The Dow Jones Industrial Average (^DJI -0.11%) gave up literally every point it gained yesterday, slumping 106 points, or 0.7%, to close at 15,302. Further concern about how long the current pace of quantitative easing will last drove stocks lower. Also not helping was the International Monetary Fund's trimmed forecasts for China's growth going forward, as Coke stock led the index's decline.

Reaching a 52-week high in trading today, Hewlett-Packard (HPQ 1.55%) failed to get the bearish memo, as it added 2.4%. The market continued to digest yesterday's IDC report that forecast a weakening but not completely horrendous future for personal computers. Though by 2017 PC shipments will be far outnumbered by tablet sales, 333 million are still projected to ship that year, which is no small number.

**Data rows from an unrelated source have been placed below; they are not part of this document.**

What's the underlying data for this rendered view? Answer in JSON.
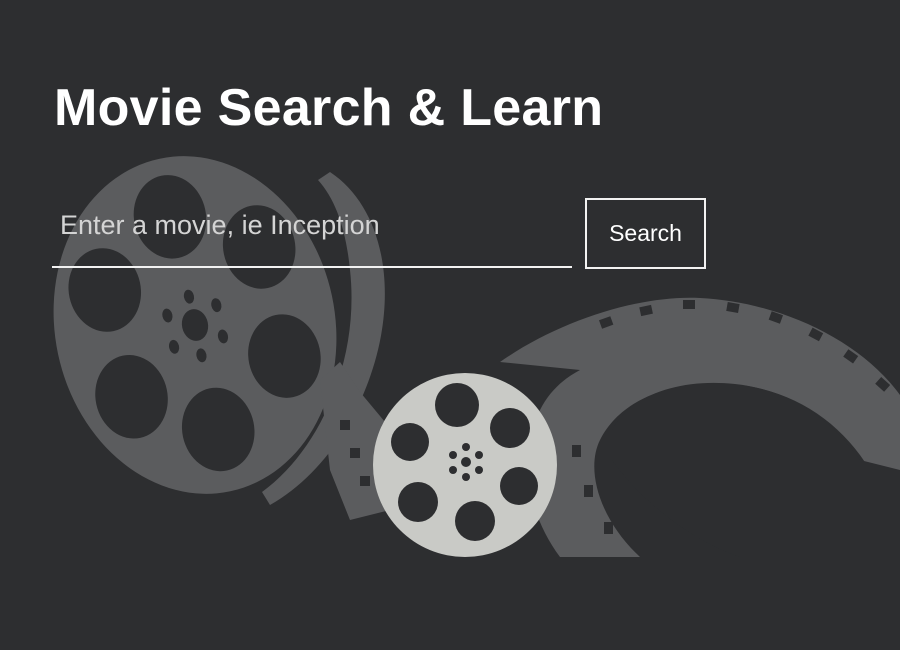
{
  "header": {
    "title": "Movie Search & Learn"
  },
  "search": {
    "placeholder": "Enter a movie, ie Inception",
    "value": "",
    "button_label": "Search"
  },
  "colors": {
    "background": "#2d2e30",
    "text": "#ffffff",
    "art_dark": "#5b5c5e",
    "art_light": "#c9cac6"
  },
  "illustration": {
    "icon": "film-reel-icon"
  }
}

Bank of America (BAC -0.13%) added 1% today as data showed that the first quarter of this year was the most profitable quarter ever for U.S. banks. With earnings rising nearly 16% year over year, the industry made a whopping $40 billion in the first three months of 2013. Prospects continue to look up for U.S. banks, as they settle litigation related to the financial crisis; Citigroup settled a big case related to mortgage-backed securities it sold in the depths of the recession. 

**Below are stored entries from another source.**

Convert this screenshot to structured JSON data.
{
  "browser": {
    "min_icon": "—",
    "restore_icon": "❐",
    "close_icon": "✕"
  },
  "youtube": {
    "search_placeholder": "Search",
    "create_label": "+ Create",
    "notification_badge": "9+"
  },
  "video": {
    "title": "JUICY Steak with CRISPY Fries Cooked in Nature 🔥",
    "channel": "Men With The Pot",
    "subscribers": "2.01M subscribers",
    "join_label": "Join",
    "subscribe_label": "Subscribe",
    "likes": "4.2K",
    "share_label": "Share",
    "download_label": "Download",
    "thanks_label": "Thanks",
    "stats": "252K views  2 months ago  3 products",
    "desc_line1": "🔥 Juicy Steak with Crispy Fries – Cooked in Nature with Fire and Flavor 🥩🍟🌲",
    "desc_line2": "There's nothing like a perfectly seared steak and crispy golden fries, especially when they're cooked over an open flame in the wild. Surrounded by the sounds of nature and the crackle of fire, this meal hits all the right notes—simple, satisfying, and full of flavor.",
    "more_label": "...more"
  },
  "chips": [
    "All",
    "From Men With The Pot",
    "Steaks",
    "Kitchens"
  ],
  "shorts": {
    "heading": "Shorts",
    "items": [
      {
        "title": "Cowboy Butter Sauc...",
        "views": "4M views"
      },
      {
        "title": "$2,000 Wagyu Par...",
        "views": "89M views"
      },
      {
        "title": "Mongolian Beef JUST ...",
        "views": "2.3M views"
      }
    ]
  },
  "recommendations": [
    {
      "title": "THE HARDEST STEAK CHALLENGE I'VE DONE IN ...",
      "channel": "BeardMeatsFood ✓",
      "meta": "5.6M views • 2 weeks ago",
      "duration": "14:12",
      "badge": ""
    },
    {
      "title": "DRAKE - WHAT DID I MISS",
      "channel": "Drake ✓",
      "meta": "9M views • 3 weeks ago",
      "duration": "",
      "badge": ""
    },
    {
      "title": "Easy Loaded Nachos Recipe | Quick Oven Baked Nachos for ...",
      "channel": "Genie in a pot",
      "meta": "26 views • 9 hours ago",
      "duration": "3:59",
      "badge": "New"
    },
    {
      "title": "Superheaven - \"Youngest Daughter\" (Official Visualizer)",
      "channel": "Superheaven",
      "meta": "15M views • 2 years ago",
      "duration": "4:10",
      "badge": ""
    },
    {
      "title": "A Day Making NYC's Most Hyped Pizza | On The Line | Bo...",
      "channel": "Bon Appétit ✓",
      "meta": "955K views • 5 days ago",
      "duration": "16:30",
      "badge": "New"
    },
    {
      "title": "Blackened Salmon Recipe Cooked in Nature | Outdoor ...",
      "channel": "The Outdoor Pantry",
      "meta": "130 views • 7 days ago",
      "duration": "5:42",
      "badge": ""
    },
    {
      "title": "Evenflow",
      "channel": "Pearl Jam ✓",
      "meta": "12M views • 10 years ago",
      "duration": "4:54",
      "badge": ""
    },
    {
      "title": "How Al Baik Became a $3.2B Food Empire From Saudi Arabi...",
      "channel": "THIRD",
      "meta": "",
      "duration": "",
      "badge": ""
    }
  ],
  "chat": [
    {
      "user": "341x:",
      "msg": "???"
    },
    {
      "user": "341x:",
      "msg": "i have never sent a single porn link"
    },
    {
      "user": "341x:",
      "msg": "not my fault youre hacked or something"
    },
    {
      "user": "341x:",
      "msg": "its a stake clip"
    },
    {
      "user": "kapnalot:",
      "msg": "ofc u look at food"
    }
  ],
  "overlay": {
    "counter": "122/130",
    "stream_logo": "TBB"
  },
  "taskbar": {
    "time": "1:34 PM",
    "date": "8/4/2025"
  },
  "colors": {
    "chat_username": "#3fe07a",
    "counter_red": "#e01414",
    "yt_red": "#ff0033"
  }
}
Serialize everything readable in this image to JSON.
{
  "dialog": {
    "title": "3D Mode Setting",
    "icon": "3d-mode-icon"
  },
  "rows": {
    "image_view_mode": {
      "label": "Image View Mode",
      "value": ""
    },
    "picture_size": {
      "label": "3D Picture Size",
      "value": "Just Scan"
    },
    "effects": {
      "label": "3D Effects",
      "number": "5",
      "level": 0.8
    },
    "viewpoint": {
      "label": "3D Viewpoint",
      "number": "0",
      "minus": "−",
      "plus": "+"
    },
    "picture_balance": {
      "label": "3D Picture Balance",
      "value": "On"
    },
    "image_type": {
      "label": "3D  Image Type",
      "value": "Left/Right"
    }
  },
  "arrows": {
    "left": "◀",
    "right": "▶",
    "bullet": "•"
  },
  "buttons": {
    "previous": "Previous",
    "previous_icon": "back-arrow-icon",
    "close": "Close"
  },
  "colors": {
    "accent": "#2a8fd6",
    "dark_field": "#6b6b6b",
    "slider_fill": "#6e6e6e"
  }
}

Verizon (VZ -0.53%), which avoided the telecom decline yesterday, lost 2.5% today. Tuesday's commotion over Google Fiber, the search giant's attempt to enter the cable marketplace, sent rival AT&T lower. The concerns apparently spread to Verizon today, offsetting excitement over the newest phones to debut on Verizon's newer, faster network.

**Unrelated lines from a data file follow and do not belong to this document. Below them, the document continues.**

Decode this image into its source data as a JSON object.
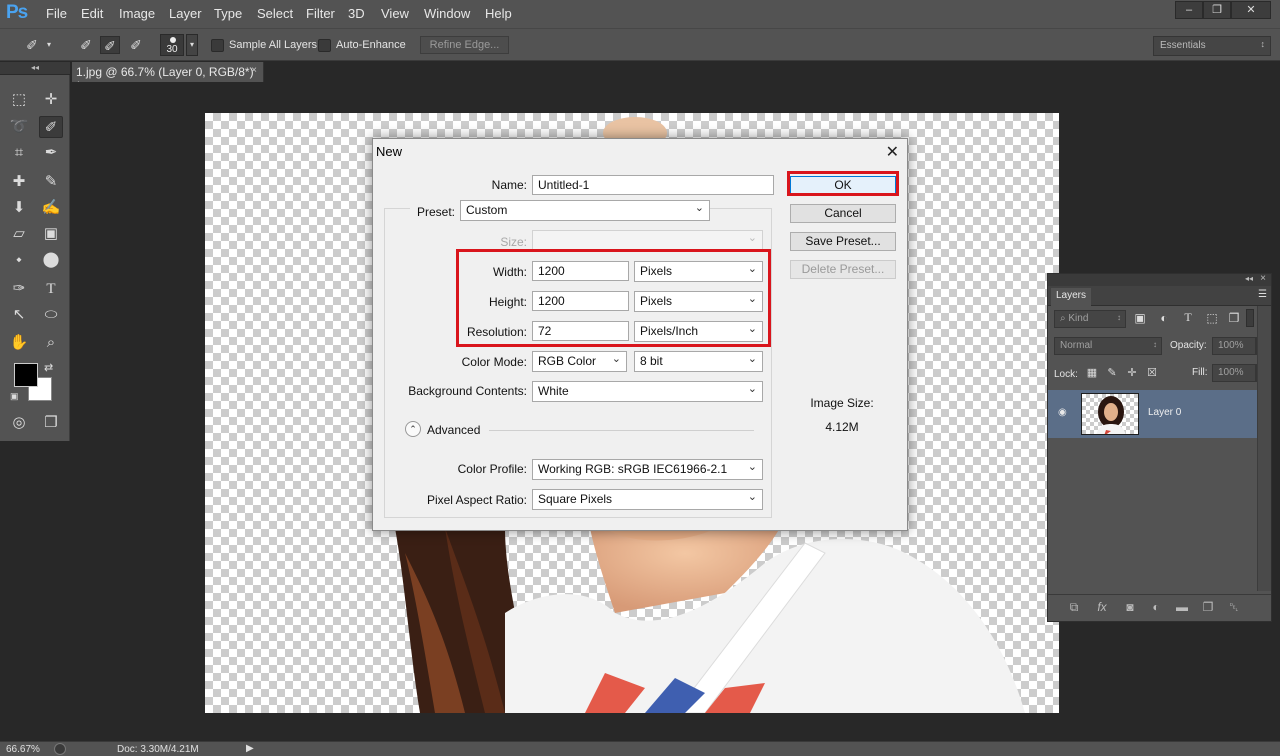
{
  "app": {
    "logo": "Ps",
    "menu": [
      "File",
      "Edit",
      "Image",
      "Layer",
      "Type",
      "Select",
      "Filter",
      "3D",
      "View",
      "Window",
      "Help"
    ],
    "window_controls": [
      "–",
      "❐",
      "✕"
    ]
  },
  "options_bar": {
    "brush_size": "30",
    "sample_all_layers": "Sample All Layers",
    "auto_enhance": "Auto-Enhance",
    "refine_edge": "Refine Edge...",
    "workspace": "Essentials"
  },
  "tools_panel": {
    "collapse": "◂◂"
  },
  "document": {
    "tab_title": "1.jpg @ 66.7% (Layer 0, RGB/8*) *",
    "close": "×"
  },
  "status_bar": {
    "zoom": "66.67%",
    "doc_size": "Doc: 3.30M/4.21M"
  },
  "dialog": {
    "title": "New",
    "name_label": "Name:",
    "name_value": "Untitled-1",
    "preset_label": "Preset:",
    "preset_value": "Custom",
    "size_label": "Size:",
    "size_value": "",
    "width_label": "Width:",
    "width_value": "1200",
    "width_unit": "Pixels",
    "height_label": "Height:",
    "height_value": "1200",
    "height_unit": "Pixels",
    "resolution_label": "Resolution:",
    "resolution_value": "72",
    "resolution_unit": "Pixels/Inch",
    "color_mode_label": "Color Mode:",
    "color_mode_value": "RGB Color",
    "bit_depth_value": "8 bit",
    "background_label": "Background Contents:",
    "background_value": "White",
    "advanced_label": "Advanced",
    "color_profile_label": "Color Profile:",
    "color_profile_value": "Working RGB:  sRGB IEC61966-2.1",
    "aspect_label": "Pixel Aspect Ratio:",
    "aspect_value": "Square Pixels",
    "buttons": {
      "ok": "OK",
      "cancel": "Cancel",
      "save_preset": "Save Preset...",
      "delete_preset": "Delete Preset..."
    },
    "image_size_label": "Image Size:",
    "image_size_value": "4.12M",
    "highlight_color": "#d9151c"
  },
  "layers_panel": {
    "collapse": "◂◂",
    "close": "×",
    "tab": "Layers",
    "filter_kind": "Kind",
    "blend_mode": "Normal",
    "opacity_label": "Opacity:",
    "opacity_value": "100%",
    "lock_label": "Lock:",
    "fill_label": "Fill:",
    "fill_value": "100%",
    "layer_name": "Layer 0",
    "selected_row_color": "#5b6e88"
  }
}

Coca-Cola (KO 1.50%) shares slumped 2.7%, as Wall Street showed its disappointment with a worker strike in Venezuela that has already cut into its sales in the country by 15% this month. Coke's stock was the largest decliner in the blue-chip index on a day that saw the entire consumer goods sector fall 1.5%. Shares may be entering prime territory for income investors, as the dividend currently sits at 2.7%.